# Stanford CS236: Deep Generative Models I 2023 I Lecture 13 - Score Based Models

06 May 2024 (4 months ago)

## Score-based models

• Score-based models, also known as diffusion models, are a state-of-the-art class of generative models for continuous data modalities like images, videos, speech, and audio.
• Unlike likelihood-based models that work with probability density functions, score-based models focus on the gradient of the log density, known as the score function.
• Score-based models offer an alternative interpretation of probability distributions by representing them as vector fields or gradients, which can be computationally advantageous.
• Score-based models address the challenge of normalization by modeling data using the score instead of the density, allowing for more flexible parameterizations without strict normalization constraints.

## Score matching

• Score matching is a technique used to train energy-based models by fitting the model's score function to match the score function of the data distribution.
• The Fisher Divergence, which measures the difference between two probability distributions, can be rewritten in terms of the score function, enabling efficient optimization without computing the partition function.
• Score matching can be applied to a wide range of model families beyond energy-based models, as long as the gradient of the log density with respect to the input can be computed.
• Score matching directly models the gradients (scores) rather than the likelihood, and it does not involve a normalization constant or latent variables.
• The term "scores" is used in the literature and for loss functions like the Fisher score, hence the name "score matching."
• Score matching aims to estimate the gradient of the data distribution to model the data.
• The Fisher divergence is used to measure the difference between the true and estimated vector fields of gradients.
• Minimizing the Fisher divergence as a function of theta is a reasonable learning objective.

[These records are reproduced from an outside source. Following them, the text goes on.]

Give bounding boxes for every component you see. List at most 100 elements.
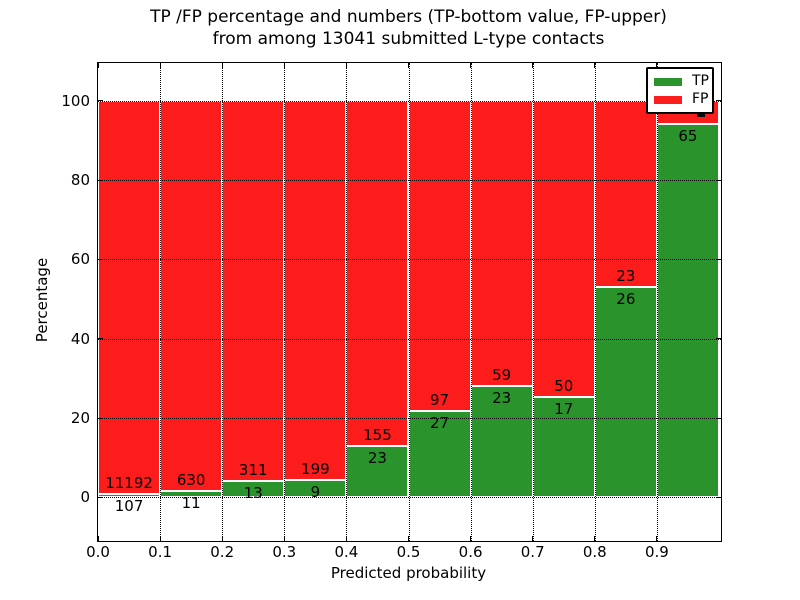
vertical-gridline: [222, 63, 224, 541]
y-tick-mark: [98, 338, 103, 340]
y-tick-mark: [716, 496, 721, 498]
x-axis-label: Predicted probability: [330, 564, 487, 582]
x-tick-label: 0.8: [582, 543, 607, 561]
x-tick-label: 0.2: [210, 543, 235, 561]
fp-count-label: 23: [616, 266, 636, 285]
chart-title-line2: from among 13041 submitted L-type contac…: [212, 29, 605, 49]
y-tick-mark: [98, 179, 103, 181]
x-tick-mark: [97, 536, 99, 541]
y-tick-mark: [98, 258, 103, 260]
legend-label-fp: FP: [692, 91, 709, 107]
y-axis-label: Percentage: [33, 257, 51, 343]
y-tick-mark: [716, 100, 721, 102]
tp-count-label: 26: [616, 289, 636, 308]
x-tick-label: 0.1: [148, 543, 173, 561]
chart-title-line1: TP /FP percentage and numbers (TP-bottom…: [150, 7, 667, 27]
fp-count-label: 50: [554, 376, 574, 395]
bar-segment-fp: [408, 100, 471, 411]
vertical-gridline: [408, 63, 410, 541]
y-tick-mark: [716, 179, 721, 181]
y-tick-mark: [716, 258, 721, 260]
tp-count-label: 9: [310, 483, 321, 502]
horizontal-gridline: [98, 497, 721, 499]
x-tick-mark: [283, 536, 285, 541]
vertical-gridline: [160, 63, 162, 541]
vertical-gridline: [656, 63, 658, 541]
horizontal-gridline: [98, 338, 721, 340]
tp-count-label: 23: [492, 389, 512, 408]
tp-count-label: 65: [678, 126, 698, 145]
x-tick-mark: [532, 536, 534, 541]
vertical-gridline: [470, 63, 472, 541]
bar-segment-fp: [346, 100, 409, 447]
vertical-gridline: [532, 63, 534, 541]
x-tick-mark: [159, 536, 161, 541]
y-tick-mark: [98, 496, 103, 498]
tp-count-label: 107: [114, 496, 144, 515]
vertical-gridline: [594, 63, 596, 541]
x-tick-mark: [470, 536, 472, 541]
fp-count-label: 59: [492, 366, 512, 385]
y-tick-label: 0: [80, 488, 90, 507]
x-tick-label: 0.7: [520, 543, 545, 561]
bar-segment-tp: [656, 123, 719, 498]
tp-count-label: 23: [367, 449, 387, 468]
tp-count-label: 11: [181, 493, 201, 512]
bar-segment-fp: [470, 100, 533, 387]
y-tick-label: 40: [70, 329, 90, 348]
y-tick-label: 20: [70, 409, 90, 428]
x-tick-label: 0.5: [396, 543, 421, 561]
x-tick-label: 0.3: [272, 543, 297, 561]
y-tick-label: 60: [70, 250, 90, 269]
y-tick-label: 80: [70, 171, 90, 190]
bar-segment-tp: [98, 493, 161, 498]
bar-segment-fp: [594, 100, 657, 287]
bar-segment-tp: [470, 386, 533, 498]
x-tick-mark: [283, 63, 285, 68]
plot-area: TP FP 11192 107 630 11 311 13 199 9 155 23 97 27 59 2…: [61, 62, 722, 560]
x-tick-mark: [97, 63, 99, 68]
x-tick-mark: [408, 536, 409, 541]
horizontal-gridline: [98, 259, 721, 261]
x-tick-mark: [408, 63, 409, 68]
bar-segment-tp: [594, 286, 657, 498]
vertical-gridline: [346, 63, 348, 541]
x-tick-mark: [532, 63, 534, 68]
tp-count-label: 13: [243, 484, 263, 503]
bar-segment-fp: [284, 100, 347, 481]
fp-count-label: 97: [430, 390, 450, 409]
x-tick-mark: [594, 536, 596, 541]
vertical-gridline: [284, 63, 286, 541]
x-tick-mark: [159, 63, 161, 68]
y-tick-mark: [98, 417, 103, 419]
bar-segment-fp: [98, 100, 161, 494]
chart-title: TP /FP percentage and numbers (TP-bottom…: [97, 6, 720, 50]
tp-count-label: 17: [554, 399, 574, 418]
x-tick-mark: [470, 63, 472, 68]
horizontal-gridline: [98, 418, 721, 420]
legend-item-tp: TP: [654, 73, 709, 89]
horizontal-gridline: [98, 180, 721, 182]
fp-count-label: 11192: [105, 473, 153, 492]
y-tick-mark: [98, 100, 103, 102]
x-tick-label: 0.9: [644, 543, 669, 561]
x-tick-mark: [221, 536, 223, 541]
horizontal-gridline: [98, 100, 721, 102]
y-tick-mark: [716, 417, 721, 419]
x-tick-label: 0.6: [458, 543, 483, 561]
x-tick-mark: [594, 63, 596, 68]
legend: TP FP: [646, 67, 714, 114]
fp-count-label: 155: [363, 426, 392, 445]
x-tick-mark: [345, 63, 347, 68]
fp-count-label: 630: [176, 470, 206, 489]
legend-item-fp: FP: [654, 91, 709, 107]
fp-count-label: 311: [238, 461, 268, 480]
legend-label-tp: TP: [692, 73, 709, 89]
fp-color-swatch: [654, 95, 682, 104]
bar-segment-fp: [160, 100, 223, 491]
bar-segment-fp: [222, 100, 285, 482]
x-tick-label: 0.4: [334, 543, 359, 561]
y-tick-mark: [716, 338, 721, 340]
x-tick-mark: [656, 536, 658, 541]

## Denoising score matching

• Denoising score matching is an approach to address the computational challenges of score matching by estimating the gradient of data perturbed with noise.
• Denoising score matching is computationally more efficient, especially when the noise level is relatively small.
• The speaker introduces a method to approximate the score of a data density perturbed with noise, denoted as Q Sigma.
• This approximation is achieved by replacing the Fisher Divergence between the model and the data with the Fisher Divergence between the model and the noise-perturbed data density.
• The key idea is that when the noise level Sigma is small, the noise-perturbed data density Q Sigma is close to the original data density, making the estimated scores similar.
• The resulting algorithm involves sampling data points, adding Gaussian noise, and estimating the denoising score matching loss based on the mini-batch.

## Noising score matching

• Noising score matching is a technique used in generative modeling.
• It involves adding noise to data points and training a model to estimate the noise.
• The goal is to minimize the loss between the estimated noise and the actual noise.
• This approach is scalable and easier to implement compared to directly modeling the distribution of clean data.
• Noising score matching is equivalent to minimizing the original loss function up to a constant.
• The optimal denoising strategy involves following the gradient of the perturbed log-likelihood.
• The technique is applicable to various noise distributions as long as the gradient can be computed.

## Sliced score matching

• Random projections can be used to efficiently approximate the regional score matching loss.
• Sliced Fisher Divergence is a variant of the Fisher Divergence that involves Jacobian Vector products, which can be efficiently estimated using backpropagation.
• The projection operation is a dot product between the data and model gradients projected along a random direction.
• Biasing the projections towards certain directions does not seem to make a significant difference in practice.
• Sliced versions of score matching are constant with respect to the data dimension and perform similarly to exact score matching.

## Inference in diffusion models

• Inference in diffusion models can be done by following the gradient of the log probability density or using Markov Chain Monte Carlo (MCMC) methods.
• Lyapunov dynamics sampling is a method for generating samples from a density using the estimated gradient.
• Lyapunov dynamics sampling is a valid Markov chain Monte Carlo (MCMC) procedure in the limit of small step sizes and an infinite number of steps.
• Real-world data tends to lie on low-dimensional manifolds, which can cause problems for Lyapunov dynamics sampling.
• Diffusion models provide a way to fix this problem by estimating these scores more accurately all over the space and getting better guidance.